Exploring Relationships Image

4. Spatial Exploration

Integrating a shapefile for spatial representation, I delved into geographic insights regarding the relationship between GDP per Capita and happiness scores. The results supported the hypothesis, confirming that regions with higher GDP were associated with elevated happiness scores.

Exploring Relationships Image

More details about the project:

Challenges

Final Words

In the World Happiness Report project, my journey through the realms of data analytics was both enlightening and with surprises.

What surprised me was the nuanced relationship between happiness and GDP per capita. Initially, I expected a linear correlation, assuming that higher GDP per capita would consistently translate to higher happiness scores. However, the data challenged this assumption, revealing that the happiest countries don't consistently possess the highest GDP per capita. This unexpected finding underscores the complexity of factors influencing happiness.
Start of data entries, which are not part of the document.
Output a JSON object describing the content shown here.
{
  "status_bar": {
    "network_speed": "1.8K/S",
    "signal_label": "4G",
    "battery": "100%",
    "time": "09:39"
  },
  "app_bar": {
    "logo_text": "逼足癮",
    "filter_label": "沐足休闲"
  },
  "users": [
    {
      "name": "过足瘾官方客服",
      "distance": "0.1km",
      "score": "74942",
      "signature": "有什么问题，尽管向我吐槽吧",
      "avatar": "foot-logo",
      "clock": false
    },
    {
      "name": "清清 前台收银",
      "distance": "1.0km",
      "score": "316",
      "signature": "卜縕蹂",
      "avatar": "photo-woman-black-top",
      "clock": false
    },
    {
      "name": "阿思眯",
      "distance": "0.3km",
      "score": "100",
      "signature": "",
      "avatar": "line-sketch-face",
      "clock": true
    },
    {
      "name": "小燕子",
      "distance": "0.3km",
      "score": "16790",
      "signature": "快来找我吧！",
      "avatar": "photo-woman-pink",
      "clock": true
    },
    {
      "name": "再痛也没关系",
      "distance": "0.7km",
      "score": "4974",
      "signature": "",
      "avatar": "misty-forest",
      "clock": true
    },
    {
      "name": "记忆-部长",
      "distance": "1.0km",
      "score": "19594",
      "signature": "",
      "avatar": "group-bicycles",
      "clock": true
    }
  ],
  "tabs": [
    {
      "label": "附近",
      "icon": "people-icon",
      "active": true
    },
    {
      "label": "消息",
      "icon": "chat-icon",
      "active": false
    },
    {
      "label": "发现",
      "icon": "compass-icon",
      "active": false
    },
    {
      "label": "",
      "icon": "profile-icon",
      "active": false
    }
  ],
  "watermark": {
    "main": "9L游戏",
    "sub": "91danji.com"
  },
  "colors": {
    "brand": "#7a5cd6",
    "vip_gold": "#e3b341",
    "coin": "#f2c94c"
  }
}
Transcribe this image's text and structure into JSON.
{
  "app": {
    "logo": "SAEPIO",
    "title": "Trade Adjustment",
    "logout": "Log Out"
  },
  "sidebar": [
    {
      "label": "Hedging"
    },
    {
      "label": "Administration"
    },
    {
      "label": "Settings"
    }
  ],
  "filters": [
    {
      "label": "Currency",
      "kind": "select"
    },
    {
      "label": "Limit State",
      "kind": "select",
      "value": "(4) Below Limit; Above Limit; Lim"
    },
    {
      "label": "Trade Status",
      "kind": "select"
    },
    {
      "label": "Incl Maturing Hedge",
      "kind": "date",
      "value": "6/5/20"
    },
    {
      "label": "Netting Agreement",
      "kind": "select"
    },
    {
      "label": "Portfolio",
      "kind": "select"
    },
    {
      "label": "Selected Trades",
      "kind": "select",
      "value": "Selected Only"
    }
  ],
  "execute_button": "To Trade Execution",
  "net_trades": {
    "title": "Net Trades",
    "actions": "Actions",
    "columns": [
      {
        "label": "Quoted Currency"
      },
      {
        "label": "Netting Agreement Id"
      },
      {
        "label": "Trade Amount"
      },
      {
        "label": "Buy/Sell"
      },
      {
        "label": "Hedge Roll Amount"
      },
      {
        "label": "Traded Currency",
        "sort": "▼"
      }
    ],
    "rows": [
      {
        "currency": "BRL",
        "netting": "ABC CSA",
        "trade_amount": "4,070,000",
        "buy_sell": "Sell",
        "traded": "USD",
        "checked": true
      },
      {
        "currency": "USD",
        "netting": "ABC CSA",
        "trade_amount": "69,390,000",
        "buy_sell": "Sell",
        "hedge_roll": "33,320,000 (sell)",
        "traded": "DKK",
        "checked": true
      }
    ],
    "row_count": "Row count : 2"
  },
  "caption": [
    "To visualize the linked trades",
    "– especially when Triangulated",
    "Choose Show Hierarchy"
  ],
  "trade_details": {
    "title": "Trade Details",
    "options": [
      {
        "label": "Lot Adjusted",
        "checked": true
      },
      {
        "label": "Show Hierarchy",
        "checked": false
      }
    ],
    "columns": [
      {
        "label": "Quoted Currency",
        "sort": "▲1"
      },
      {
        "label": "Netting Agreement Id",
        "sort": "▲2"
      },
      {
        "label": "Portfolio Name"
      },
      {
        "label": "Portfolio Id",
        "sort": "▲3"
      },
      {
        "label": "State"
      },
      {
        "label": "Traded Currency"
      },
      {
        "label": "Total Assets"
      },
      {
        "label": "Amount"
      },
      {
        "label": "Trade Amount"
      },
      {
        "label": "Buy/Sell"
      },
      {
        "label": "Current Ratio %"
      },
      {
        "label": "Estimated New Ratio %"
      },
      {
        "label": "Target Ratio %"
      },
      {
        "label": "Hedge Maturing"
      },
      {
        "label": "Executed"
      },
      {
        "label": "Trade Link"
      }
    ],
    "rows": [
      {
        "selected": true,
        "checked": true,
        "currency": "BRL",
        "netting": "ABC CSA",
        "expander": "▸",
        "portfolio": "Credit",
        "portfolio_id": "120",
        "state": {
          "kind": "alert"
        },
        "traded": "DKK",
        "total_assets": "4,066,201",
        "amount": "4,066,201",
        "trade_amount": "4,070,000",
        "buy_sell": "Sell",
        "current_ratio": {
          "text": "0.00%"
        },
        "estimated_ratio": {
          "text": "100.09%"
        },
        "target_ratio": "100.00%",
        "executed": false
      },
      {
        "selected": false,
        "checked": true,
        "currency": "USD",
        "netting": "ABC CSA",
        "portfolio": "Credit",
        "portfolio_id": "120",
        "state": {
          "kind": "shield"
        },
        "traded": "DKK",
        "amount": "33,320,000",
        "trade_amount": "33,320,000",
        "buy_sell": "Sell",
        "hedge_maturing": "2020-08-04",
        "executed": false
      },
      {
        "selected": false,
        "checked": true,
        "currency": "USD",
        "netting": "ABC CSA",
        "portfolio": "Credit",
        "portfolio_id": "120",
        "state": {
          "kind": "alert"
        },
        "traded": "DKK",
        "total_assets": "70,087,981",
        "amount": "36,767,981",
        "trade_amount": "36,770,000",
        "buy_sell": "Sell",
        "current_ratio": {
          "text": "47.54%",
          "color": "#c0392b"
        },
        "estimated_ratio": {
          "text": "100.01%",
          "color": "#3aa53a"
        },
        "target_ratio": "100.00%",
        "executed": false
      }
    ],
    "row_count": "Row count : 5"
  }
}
The unexpected revelation was the profound versatility of Python, not only as a tool for visualization but as a robust platform for advanced analytics, embracing methods like regression analysis and k-means clustering. The experience enriched my understanding of data analytics, teaching me to navigate challenges, validate hypotheses, and communicate findings effectively through Tableau.

Summary

Moving forward, a multivariate exploration, employing techniques such as multiple regression, will provide a nuanced understanding of how combinations of these factors interact to influence happiness, ensuring a comprehensive analysis beyond GDP per Capita alone.

Exploring residual factors, with a focus on cultural, environmental, and political variables, to uncover additional influences on happiness beyond the primary variables considered in the World Happiness Report.